WE DRAW NEAR TO GOD BY FAITH
SATURDAY, TWENTY SECOND WEEK IN ORDINARY TIME
Col 1:21-23; Ps 54:3-4,6,8; Lk 6:1-5
Drawing Near to God
There is no doubt that
the apostles and disciples who lived physically with the Son of Man had special
privilege. They did not just hear about the Good News he preached to all; they
experienced his physical presence and had communion with him. They saw him with
their eyes and heard the sound of his voice. Our Lord himself expressly stated
the uniqueness of the privilege the Father granted to them by making them live
with the Son of God in his human nature. He told them that the prophets and
patriarchs longed to see and hear what they were seeing and hearing but never
had the favour they were enjoying. However, the physical witness of the days of
the Son of Man was not sufficient to grant salvation to anyone; those who
received God's favour still needed to make an act of faith in the divinity of
the Son of Man. The act of faith in his divinity was sufficient for our
salvation. Hence, those who saw and heard without making the prerequisite act
of faith in the divinity of the Son of Man and the salvific value of his death
did not benefit from the unique experience granted them by God. Based on the
sufficiency of our act of faith in Jesus Christ, he accorded more blessings to
those who did not see but believed in the Father’s gift of his only Begotten
Son to men.
Subsequently, faith
brings us to the same inheritance as the apostles and early disciples of our
Lord. We have explained and understood the possibility of this as due to the
fact that faith is a gift of a new spiritual faculty through which we see and
relate to spiritual realities. The gift of faith sets aside the hindrance of
time and space, enabling us to access the presence of the Son of God in the
sacrament of his humanity, which is now present in the mysteries of our
salvation. Saint Paul affirms the efficacy of the gift of faith and the reality
of the Sacraments as making present the mysteries of our Lord, when he
witnessed to the membership of the Colossians in the family of God. “Not long
ago, you were foreigners and enemies, in the way that you used to think and the
evil things that you did; but now he has reconciled you, by his death and in
that mortal body.” The fact of our presence in the household of God
demonstrates the efficacy of the mysteries of our Lord. The chief of these
mysteries is his sacrificial death on the cross, by which he redeemed and
washed away our sins. Because he really did this, we are able to appear
blameless before God. “Now you are able to appear before him holy, pure and
blameless—as long as you persevere and stand firm on the solid base of faith.”
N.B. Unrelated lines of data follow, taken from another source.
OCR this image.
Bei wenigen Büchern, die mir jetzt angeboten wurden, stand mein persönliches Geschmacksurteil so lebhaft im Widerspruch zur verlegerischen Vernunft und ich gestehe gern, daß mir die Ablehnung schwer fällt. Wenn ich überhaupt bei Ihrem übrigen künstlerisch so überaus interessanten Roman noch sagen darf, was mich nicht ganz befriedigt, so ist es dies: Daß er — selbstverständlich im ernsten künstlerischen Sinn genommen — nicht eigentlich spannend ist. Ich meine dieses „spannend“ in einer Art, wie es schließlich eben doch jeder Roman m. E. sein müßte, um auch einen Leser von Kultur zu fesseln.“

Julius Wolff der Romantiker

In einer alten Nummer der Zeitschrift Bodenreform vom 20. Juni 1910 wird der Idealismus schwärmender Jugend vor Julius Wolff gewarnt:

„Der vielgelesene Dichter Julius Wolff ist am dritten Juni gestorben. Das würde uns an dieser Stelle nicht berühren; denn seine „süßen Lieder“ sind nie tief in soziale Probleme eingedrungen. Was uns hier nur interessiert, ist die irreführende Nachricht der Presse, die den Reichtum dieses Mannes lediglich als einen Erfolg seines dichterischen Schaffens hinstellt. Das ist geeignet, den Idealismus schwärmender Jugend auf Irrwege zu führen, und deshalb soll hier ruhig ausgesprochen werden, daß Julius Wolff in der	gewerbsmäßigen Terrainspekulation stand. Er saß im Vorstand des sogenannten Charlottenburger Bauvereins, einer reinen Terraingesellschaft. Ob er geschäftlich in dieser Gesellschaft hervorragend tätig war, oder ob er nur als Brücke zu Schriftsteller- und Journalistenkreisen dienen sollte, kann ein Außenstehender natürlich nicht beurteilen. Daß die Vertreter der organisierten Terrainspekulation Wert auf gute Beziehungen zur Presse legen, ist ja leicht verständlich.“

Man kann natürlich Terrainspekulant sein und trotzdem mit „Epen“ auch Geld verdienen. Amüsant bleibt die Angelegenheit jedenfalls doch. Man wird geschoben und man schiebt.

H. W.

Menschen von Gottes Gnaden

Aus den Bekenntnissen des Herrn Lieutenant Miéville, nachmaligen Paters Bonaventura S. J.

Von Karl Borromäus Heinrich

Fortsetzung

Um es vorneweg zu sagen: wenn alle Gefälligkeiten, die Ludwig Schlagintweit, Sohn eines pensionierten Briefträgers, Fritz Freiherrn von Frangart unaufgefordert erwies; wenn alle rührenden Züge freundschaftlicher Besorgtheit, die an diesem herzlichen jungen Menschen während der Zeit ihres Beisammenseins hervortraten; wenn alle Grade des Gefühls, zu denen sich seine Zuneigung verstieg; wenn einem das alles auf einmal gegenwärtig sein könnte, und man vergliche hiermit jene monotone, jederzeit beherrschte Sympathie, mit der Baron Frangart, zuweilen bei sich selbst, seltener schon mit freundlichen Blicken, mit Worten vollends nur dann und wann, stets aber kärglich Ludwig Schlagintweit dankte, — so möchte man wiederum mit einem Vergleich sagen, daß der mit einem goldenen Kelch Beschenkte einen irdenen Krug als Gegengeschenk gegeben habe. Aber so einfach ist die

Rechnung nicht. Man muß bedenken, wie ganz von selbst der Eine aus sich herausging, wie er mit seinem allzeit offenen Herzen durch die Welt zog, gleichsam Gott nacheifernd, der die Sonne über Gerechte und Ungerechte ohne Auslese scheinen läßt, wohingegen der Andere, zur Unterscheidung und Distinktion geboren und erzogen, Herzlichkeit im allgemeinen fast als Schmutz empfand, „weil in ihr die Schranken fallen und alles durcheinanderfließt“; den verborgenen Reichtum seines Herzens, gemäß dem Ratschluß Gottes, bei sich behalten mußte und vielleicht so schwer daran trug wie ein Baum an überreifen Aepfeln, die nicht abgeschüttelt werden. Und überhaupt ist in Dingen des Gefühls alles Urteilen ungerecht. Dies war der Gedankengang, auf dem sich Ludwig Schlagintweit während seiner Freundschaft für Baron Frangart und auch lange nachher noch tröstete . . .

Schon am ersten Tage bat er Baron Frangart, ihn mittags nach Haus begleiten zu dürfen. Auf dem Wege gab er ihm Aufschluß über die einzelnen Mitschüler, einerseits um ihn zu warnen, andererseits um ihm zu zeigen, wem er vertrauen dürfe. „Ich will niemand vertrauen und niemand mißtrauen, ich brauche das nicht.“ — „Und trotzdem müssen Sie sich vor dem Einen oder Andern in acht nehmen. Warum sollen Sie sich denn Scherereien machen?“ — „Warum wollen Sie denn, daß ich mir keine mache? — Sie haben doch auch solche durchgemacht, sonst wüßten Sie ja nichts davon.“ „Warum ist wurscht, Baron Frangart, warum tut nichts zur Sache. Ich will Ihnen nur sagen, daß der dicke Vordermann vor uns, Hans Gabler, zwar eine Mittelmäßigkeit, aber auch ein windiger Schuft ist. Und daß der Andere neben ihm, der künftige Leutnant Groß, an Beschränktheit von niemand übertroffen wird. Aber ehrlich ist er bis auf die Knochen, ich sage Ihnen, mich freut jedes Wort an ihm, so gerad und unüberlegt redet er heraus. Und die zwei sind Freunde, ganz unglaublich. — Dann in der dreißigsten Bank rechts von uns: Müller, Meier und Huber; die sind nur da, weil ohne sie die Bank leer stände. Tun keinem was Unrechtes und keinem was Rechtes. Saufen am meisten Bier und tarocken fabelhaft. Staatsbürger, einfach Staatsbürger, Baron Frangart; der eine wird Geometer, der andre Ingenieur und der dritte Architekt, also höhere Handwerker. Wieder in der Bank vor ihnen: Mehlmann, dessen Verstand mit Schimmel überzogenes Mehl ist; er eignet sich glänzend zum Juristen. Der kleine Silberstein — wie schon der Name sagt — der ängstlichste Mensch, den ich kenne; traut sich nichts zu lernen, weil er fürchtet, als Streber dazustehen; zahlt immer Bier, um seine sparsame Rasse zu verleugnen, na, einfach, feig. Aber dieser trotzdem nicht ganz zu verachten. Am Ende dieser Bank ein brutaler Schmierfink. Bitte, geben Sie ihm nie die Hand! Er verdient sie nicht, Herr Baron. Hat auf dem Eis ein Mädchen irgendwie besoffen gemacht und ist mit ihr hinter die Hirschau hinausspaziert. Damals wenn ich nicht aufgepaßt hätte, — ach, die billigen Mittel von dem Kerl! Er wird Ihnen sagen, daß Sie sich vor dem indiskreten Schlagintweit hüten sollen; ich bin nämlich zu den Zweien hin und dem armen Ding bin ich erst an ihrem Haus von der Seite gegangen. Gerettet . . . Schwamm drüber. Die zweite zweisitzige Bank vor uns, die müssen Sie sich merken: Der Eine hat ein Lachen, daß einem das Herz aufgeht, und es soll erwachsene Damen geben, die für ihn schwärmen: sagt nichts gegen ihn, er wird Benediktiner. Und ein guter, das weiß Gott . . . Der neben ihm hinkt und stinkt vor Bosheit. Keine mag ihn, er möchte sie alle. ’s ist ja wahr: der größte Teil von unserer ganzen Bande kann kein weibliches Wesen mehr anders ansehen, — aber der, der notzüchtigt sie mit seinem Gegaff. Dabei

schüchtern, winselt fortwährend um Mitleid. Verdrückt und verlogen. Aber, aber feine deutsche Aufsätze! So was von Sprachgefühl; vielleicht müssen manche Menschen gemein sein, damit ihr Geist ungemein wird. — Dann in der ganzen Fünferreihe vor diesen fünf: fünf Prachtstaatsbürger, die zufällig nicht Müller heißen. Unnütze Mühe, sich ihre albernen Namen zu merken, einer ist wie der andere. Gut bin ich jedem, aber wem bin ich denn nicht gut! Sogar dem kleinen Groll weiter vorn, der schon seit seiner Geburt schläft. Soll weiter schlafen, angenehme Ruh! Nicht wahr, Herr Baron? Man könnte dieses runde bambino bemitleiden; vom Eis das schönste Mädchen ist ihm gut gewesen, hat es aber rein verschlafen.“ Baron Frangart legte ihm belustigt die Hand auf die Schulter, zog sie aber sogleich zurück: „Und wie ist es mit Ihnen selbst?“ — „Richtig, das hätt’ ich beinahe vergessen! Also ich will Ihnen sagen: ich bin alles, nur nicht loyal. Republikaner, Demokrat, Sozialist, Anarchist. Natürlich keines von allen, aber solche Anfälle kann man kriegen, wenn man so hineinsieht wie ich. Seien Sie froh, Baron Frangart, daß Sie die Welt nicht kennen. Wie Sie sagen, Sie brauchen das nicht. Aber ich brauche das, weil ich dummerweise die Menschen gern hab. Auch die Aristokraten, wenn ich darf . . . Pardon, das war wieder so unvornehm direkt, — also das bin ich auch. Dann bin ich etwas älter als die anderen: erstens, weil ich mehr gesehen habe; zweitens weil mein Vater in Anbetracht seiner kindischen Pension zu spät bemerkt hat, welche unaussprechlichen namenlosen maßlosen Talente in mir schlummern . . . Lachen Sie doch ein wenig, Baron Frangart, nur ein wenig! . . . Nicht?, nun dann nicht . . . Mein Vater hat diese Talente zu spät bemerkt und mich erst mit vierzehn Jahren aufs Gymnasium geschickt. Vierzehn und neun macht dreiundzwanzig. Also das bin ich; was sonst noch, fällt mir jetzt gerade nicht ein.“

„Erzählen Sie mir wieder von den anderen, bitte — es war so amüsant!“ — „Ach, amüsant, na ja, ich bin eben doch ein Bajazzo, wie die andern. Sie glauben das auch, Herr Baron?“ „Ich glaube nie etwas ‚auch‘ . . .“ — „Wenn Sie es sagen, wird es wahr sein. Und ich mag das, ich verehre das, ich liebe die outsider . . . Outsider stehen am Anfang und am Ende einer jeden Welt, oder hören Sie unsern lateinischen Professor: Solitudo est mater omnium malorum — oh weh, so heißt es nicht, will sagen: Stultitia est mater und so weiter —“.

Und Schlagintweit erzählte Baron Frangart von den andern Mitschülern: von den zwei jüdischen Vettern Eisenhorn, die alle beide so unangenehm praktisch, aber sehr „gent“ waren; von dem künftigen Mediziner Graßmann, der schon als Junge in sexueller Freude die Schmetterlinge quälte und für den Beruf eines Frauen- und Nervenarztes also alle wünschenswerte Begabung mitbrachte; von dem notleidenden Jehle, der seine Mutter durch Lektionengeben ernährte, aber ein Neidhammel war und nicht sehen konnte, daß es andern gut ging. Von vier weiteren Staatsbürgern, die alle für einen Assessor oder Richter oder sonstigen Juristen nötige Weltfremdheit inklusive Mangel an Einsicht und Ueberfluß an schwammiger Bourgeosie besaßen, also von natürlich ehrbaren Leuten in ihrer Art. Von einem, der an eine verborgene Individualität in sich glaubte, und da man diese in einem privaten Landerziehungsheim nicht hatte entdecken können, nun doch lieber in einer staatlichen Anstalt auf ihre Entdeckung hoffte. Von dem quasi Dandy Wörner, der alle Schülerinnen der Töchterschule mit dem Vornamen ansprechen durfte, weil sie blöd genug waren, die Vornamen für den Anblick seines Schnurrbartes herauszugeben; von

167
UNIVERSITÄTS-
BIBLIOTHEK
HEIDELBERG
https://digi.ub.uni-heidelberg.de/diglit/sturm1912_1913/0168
These sacred realities are available to faith. To stop believing is to start
drifting away from the holy and saving presence of God in the mysteries we
celebrate.
Living by faith is learning to correct the contents of our senses with those of faith. The perceptions of our senses, put together in our memory and completed by our imaginations, are necessary for our lives here on earth, but they are not sufficient for our happiness and eternal salvation. But the witness of faith is sufficient for our happiness and eternal salvation. The scribes and Pharisees lacked faith in the Son of Man, so they were unable to have the complete picture of the reality before them. They only saw the apostles plucking and eating the ears of corn, but not the Messiah. The Lord pointed out what they failed to see when they complained. “Jesus answered them, ‘So you have not read what David did when he and his followers were hungry how he went into the house of God, took the loaves of offering and ate them and gave them to his followers, loaves which only the priests are allowed to eat?” They complained because they missed the essential or the most important component of what they perceived, the Son of Man. They failed to understand that the time of favour of the Lord is here and present now. Like the Pharisees, we become overly agitated when we fail to see things and situations with the eyes of faith. In those moments, we fail to perceive the presence of the Master ordering all things for our purification, education/illumination, and union with him. Consistency in faithless perceptions causes us to drift away from His presence and the hope of eternal salvation he promised us.
Let us pray: God of might, giver of every good gift, put into our hearts the love of your name, so that, by deepening our sense of reverence, you may nurture in us what is good and, by your watchful care, keep safe what you have nurtured. Through our Lord Jesus Christ, your Son, who lives and reigns with you in the unity of the Holy Spirit, God, for ever and ever.